The first president wrote a letter to the Jewish community of Newport, R.I., in 1790.
“May the children of the stock of Abraham who dwell in this land,” George Washington wrote, citing a passage from Micah 4:4, “continue to merit and enjoy the good will of the other inhabitants — while every one shall sit in safety under his own vine and fig tree and there shall be none to make him afraid.”
These words struck a chord with Cantor Jonathan Comisar, a composer who lives in New York City, when he first read the letter as a teenager.
Today, they strike a more literal musical chord, as he was commissioned to use these words in a cantata, “To Bigotry, No Sanction: An American Jewish Cantata,” which will be performed at a heritage Shabbat service at Reform Congregation Keneseth Israel at 7 p.m. on March 3. The performance will commemorate the synagogue’s 170th birthday.
The piece’s name draws from a famous line from Washington’s letter: “ … the Government of the United States, which gives to bigotry no sanction, to persecution no assistance … ”
The letter, which can be viewed at the National Museum of American Jewish History, was a response to a letter the Jews of Newport had initially written to Washington shortly after his first inauguration, according to Rabbi Lance J. Sussman.
The Jewish communities of the time were working on a coordinated letter of congratulations, he explained, but ran short on time as Washington announced he was heading to Newport. The Jewish community there, instead, wrote him a letter and he wrote back.

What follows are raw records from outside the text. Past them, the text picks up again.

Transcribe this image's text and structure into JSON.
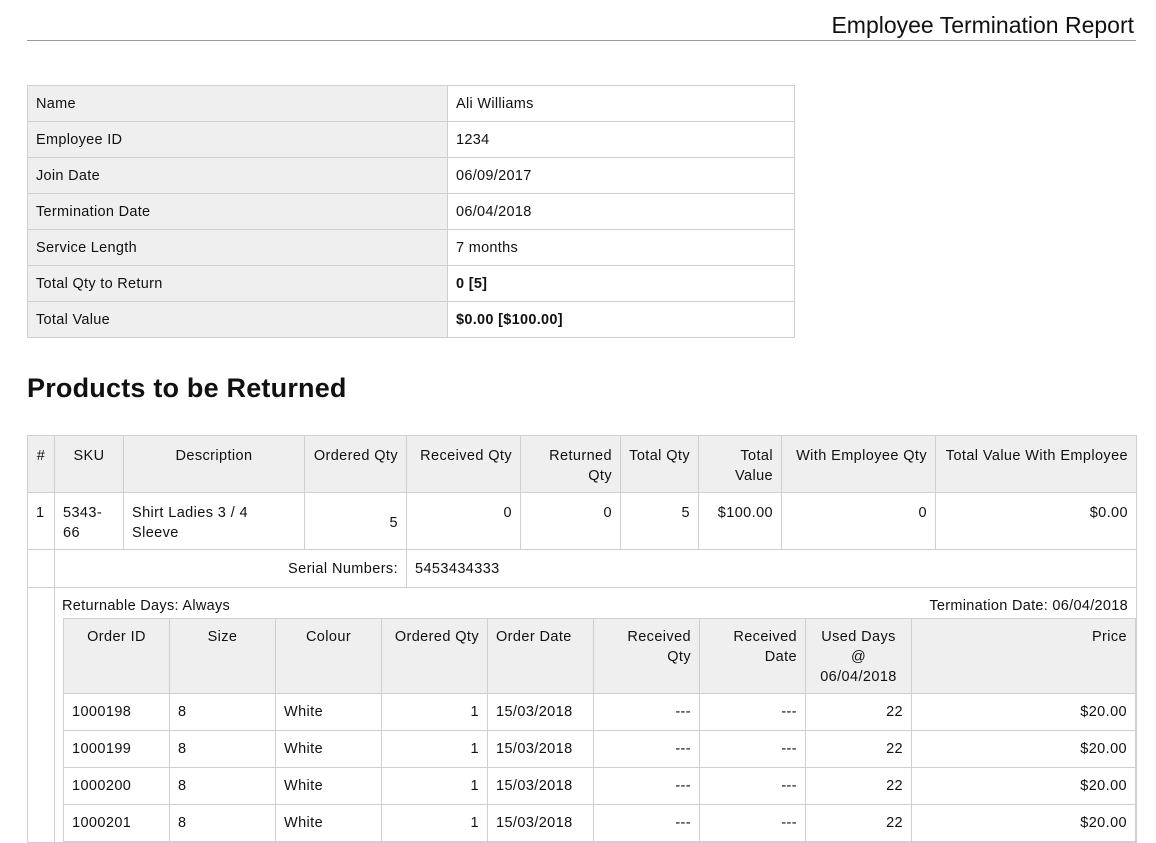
{
  "report": {
    "title": "Employee Termination Report"
  },
  "summary": [
    {
      "label": "Name",
      "value": "Ali Williams",
      "bold": false
    },
    {
      "label": "Employee ID",
      "value": "1234",
      "bold": false
    },
    {
      "label": "Join Date",
      "value": "06/09/2017",
      "bold": false
    },
    {
      "label": "Termination Date",
      "value": "06/04/2018",
      "bold": false
    },
    {
      "label": "Service Length",
      "value": "7 months",
      "bold": false
    },
    {
      "label": "Total Qty to Return",
      "value": "0 [5]",
      "bold": true
    },
    {
      "label": "Total Value",
      "value": "$0.00 [$100.00]",
      "bold": true
    }
  ],
  "products": {
    "section_title": "Products to be Returned",
    "headers": {
      "num": "#",
      "sku": "SKU",
      "description": "Description",
      "ordered_qty": "Ordered Qty",
      "received_qty": "Received Qty",
      "returned_qty": "Returned Qty",
      "total_qty": "Total Qty",
      "total_value": "Total Value",
      "with_employee_qty": "With Employee Qty",
      "total_value_with_employee": "Total Value With Employee"
    },
    "rows": [
      {
        "num": "1",
        "sku": "5343-66",
        "description": "Shirt Ladies 3 / 4 Sleeve",
        "ordered_qty": "5",
        "received_qty": "0",
        "returned_qty": "0",
        "total_qty": "5",
        "total_value": "$100.00",
        "with_employee_qty": "0",
        "total_value_with_employee": "$0.00",
        "serial_label": "Serial Numbers:",
        "serial_value": "5453434333",
        "returnable_days": "Returnable Days: Always",
        "termination_date": "Termination Date: 06/04/2018"
      }
    ]
  },
  "orders": {
    "headers": {
      "order_id": "Order ID",
      "size": "Size",
      "colour": "Colour",
      "ordered_qty": "Ordered Qty",
      "order_date": "Order Date",
      "received_qty": "Received Qty",
      "received_date": "Received Date",
      "used_days": "Used Days @ 06/04/2018",
      "price": "Price"
    },
    "rows": [
      {
        "order_id": "1000198",
        "size": "8",
        "colour": "White",
        "ordered_qty": "1",
        "order_date": "15/03/2018",
        "received_qty": "---",
        "received_date": "---",
        "used_days": "22",
        "price": "$20.00"
      },
      {
        "order_id": "1000199",
        "size": "8",
        "colour": "White",
        "ordered_qty": "1",
        "order_date": "15/03/2018",
        "received_qty": "---",
        "received_date": "---",
        "used_days": "22",
        "price": "$20.00"
      },
      {
        "order_id": "1000200",
        "size": "8",
        "colour": "White",
        "ordered_qty": "1",
        "order_date": "15/03/2018",
        "received_qty": "---",
        "received_date": "---",
        "used_days": "22",
        "price": "$20.00"
      },
      {
        "order_id": "1000201",
        "size": "8",
        "colour": "White",
        "ordered_qty": "1",
        "order_date": "15/03/2018",
        "received_qty": "---",
        "received_date": "---",
        "used_days": "22",
        "price": "$20.00"
      }
    ]
  }
}
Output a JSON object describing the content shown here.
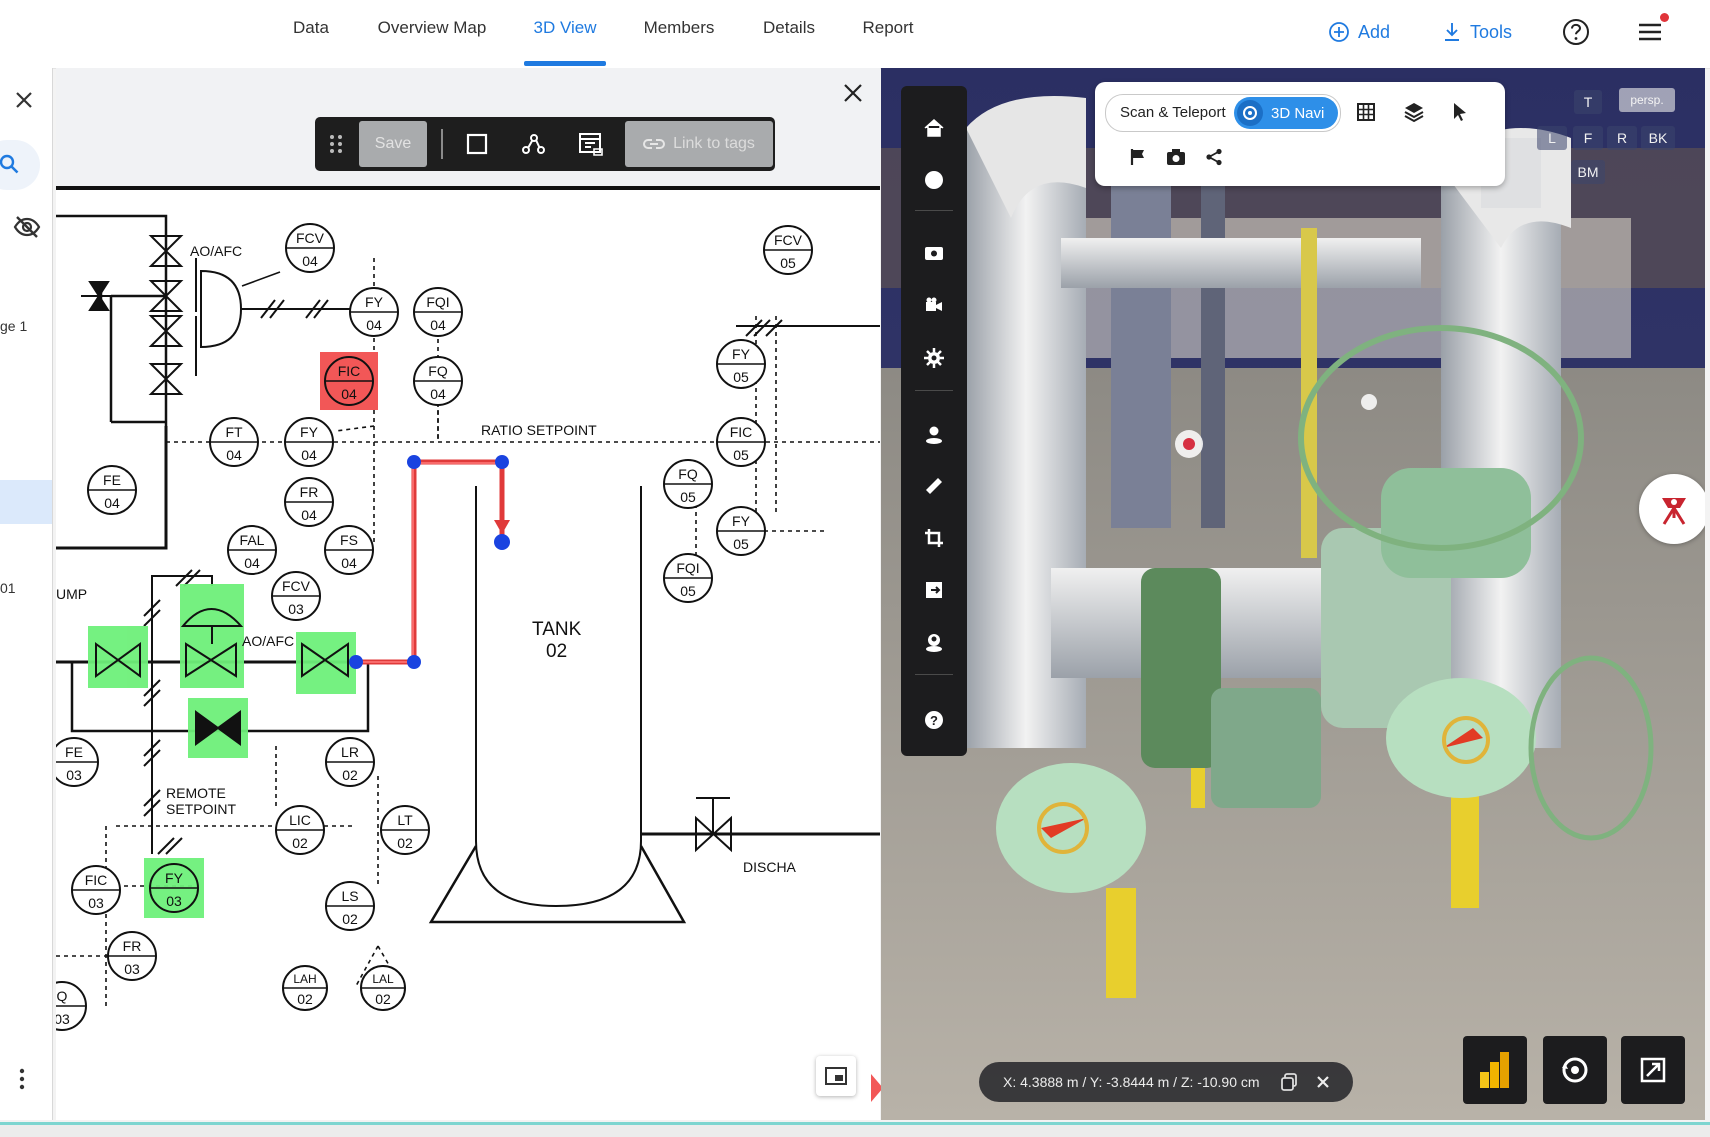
{
  "nav": {
    "tabs": [
      {
        "label": "Data"
      },
      {
        "label": "Overview Map"
      },
      {
        "label": "3D View"
      },
      {
        "label": "Members"
      },
      {
        "label": "Details"
      },
      {
        "label": "Report"
      }
    ],
    "active_tab": "3D View",
    "add_label": "Add",
    "tools_label": "Tools",
    "accent": "#1f7ae0"
  },
  "left_strip": {
    "page_label": "ge 1",
    "item_label": "01"
  },
  "pid_toolbar": {
    "save_label": "Save",
    "link_label": "Link to tags"
  },
  "pid_drawing": {
    "text_ao_afc_top": "AO/AFC",
    "text_ratio": "RATIO SETPOINT",
    "text_tank": "TANK",
    "text_tank_num": "02",
    "text_pump": "UMP",
    "text_ao_afc_bottom": "AO/AFC",
    "text_remote": "REMOTE",
    "text_setpoint": "SETPOINT",
    "text_discharge": "DISCHA",
    "instruments": [
      {
        "top": "FCV",
        "bottom": "04"
      },
      {
        "top": "FY",
        "bottom": "04"
      },
      {
        "top": "FQI",
        "bottom": "04"
      },
      {
        "top": "FIC",
        "bottom": "04"
      },
      {
        "top": "FQ",
        "bottom": "04"
      },
      {
        "top": "FT",
        "bottom": "04"
      },
      {
        "top": "FY",
        "bottom": "04"
      },
      {
        "top": "FE",
        "bottom": "04"
      },
      {
        "top": "FR",
        "bottom": "04"
      },
      {
        "top": "FAL",
        "bottom": "04"
      },
      {
        "top": "FS",
        "bottom": "04"
      },
      {
        "top": "FCV",
        "bottom": "03"
      },
      {
        "top": "FE",
        "bottom": "03"
      },
      {
        "top": "LR",
        "bottom": "02"
      },
      {
        "top": "LIC",
        "bottom": "02"
      },
      {
        "top": "LT",
        "bottom": "02"
      },
      {
        "top": "FIC",
        "bottom": "03"
      },
      {
        "top": "FY",
        "bottom": "03"
      },
      {
        "top": "LS",
        "bottom": "02"
      },
      {
        "top": "FR",
        "bottom": "03"
      },
      {
        "top": "LAH",
        "bottom": "02"
      },
      {
        "top": "LAL",
        "bottom": "02"
      },
      {
        "top": "Q",
        "bottom": "03"
      },
      {
        "top": "FCV",
        "bottom": "05"
      },
      {
        "top": "FY",
        "bottom": "05"
      },
      {
        "top": "FIC",
        "bottom": "05"
      },
      {
        "top": "FQ",
        "bottom": "05"
      },
      {
        "top": "FY",
        "bottom": "05"
      },
      {
        "top": "FQI",
        "bottom": "05"
      }
    ],
    "highlight_red": "#f25757",
    "highlight_green": "#6ef07a"
  },
  "view3d": {
    "scan_label": "Scan & Teleport",
    "navi_label": "3D Navi",
    "persp_label": "persp.",
    "cube": {
      "t": "T",
      "l": "L",
      "f": "F",
      "r": "R",
      "bk": "BK",
      "bm": "BM"
    },
    "coordinates": "X: 4.3888 m / Y: -3.8444 m / Z: -10.90 cm"
  }
}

“It was truly revolutionary in the sense of an American revolution being a revolution for Jewish people,” he said. “In many ways, it’s the American-Jewish version of the Declaration of Independence or even the Emancipation Proclamation, saying this was really going to be home to Jews and Judaism in an unqualified way.”
“We’ve always been a synagogue that believes in making new Jewish music and bringing light to Jewish composers,” said Keneseth Israel’s Cantor Amy E. Levy, who was a classmate of Comisar’s at Hebrew Union. “We felt it was important and historic to do something a little different for our 170th.”
As for the meaning of the piece, Levy said it’s universal.
“That message of bigotry given no sanction and persecution no [assistance] is so important because it’s really about love for all people, and we should remember this message is also one of our own people,” she said. “For me, it’s very powerful to see and to hear and to feel all of our community together celebrating our anniversary in a musical way … and a way that really brings our history to life.”
For Comisar, composing this music over the last six months has allowed him to travel back in time and “get to know” George Washington. He found several parallels between 1790 and present-day America.
“It’s significant that our founding father, George Washington, was thinking about embracing the Jews as a people in the new republic, and there’s a universal message to this letter as well,” Comisar said. “On the face of it, it’s about the Jews but really the message is about all people who will come to America in the future, the immigrants.
“It’s interesting, when we spoke about this piece in the fall, the election was brewing, but it was not as highly charged as it is now with real anxiety and concern about civil liberties and the threat to the well- being of immigrants in America,” he said. “We Jews know all too well the experience of being ‘other’ and … in so many ways we’ve lived the American dream and in our best moments have stood up for others, too. So this letter has spoken to me in so many ways.”
Writing the nearly 12-minute piece that echoes the sounds of Colonial America with a fife and drum element — the piece is scored for piccolo, percussion, French horn, violin, cello and piano, as well as adult and children’s choirs — was a welcome challenge.
“Writing a piece of music based on a letter is not an easy matter,” he said. “It’s not like setting words from a sacred text or poem or lyrics to a Broadway song, which have natural rhymes and natural rhythms. This is setting something in very formal late 18th-century prose. So I had to be very creative and selective about which passages were to be set and how I would approach the creative rendering of the text into music.”
He chose excerpts from the letter that he felt were appropriate for a musical setting and inserted the original Hebrew passage, as well as the line that states “every one shall sit in safety under his own vine and fig tree.”
That is also represented in the crescendo of the piece, he said, which features an American-style hymn and blends the Jewish and American elements.
“That’s what I was aiming for: something Jewish, something American and yet something that has a universal quality and a universal message,” he said.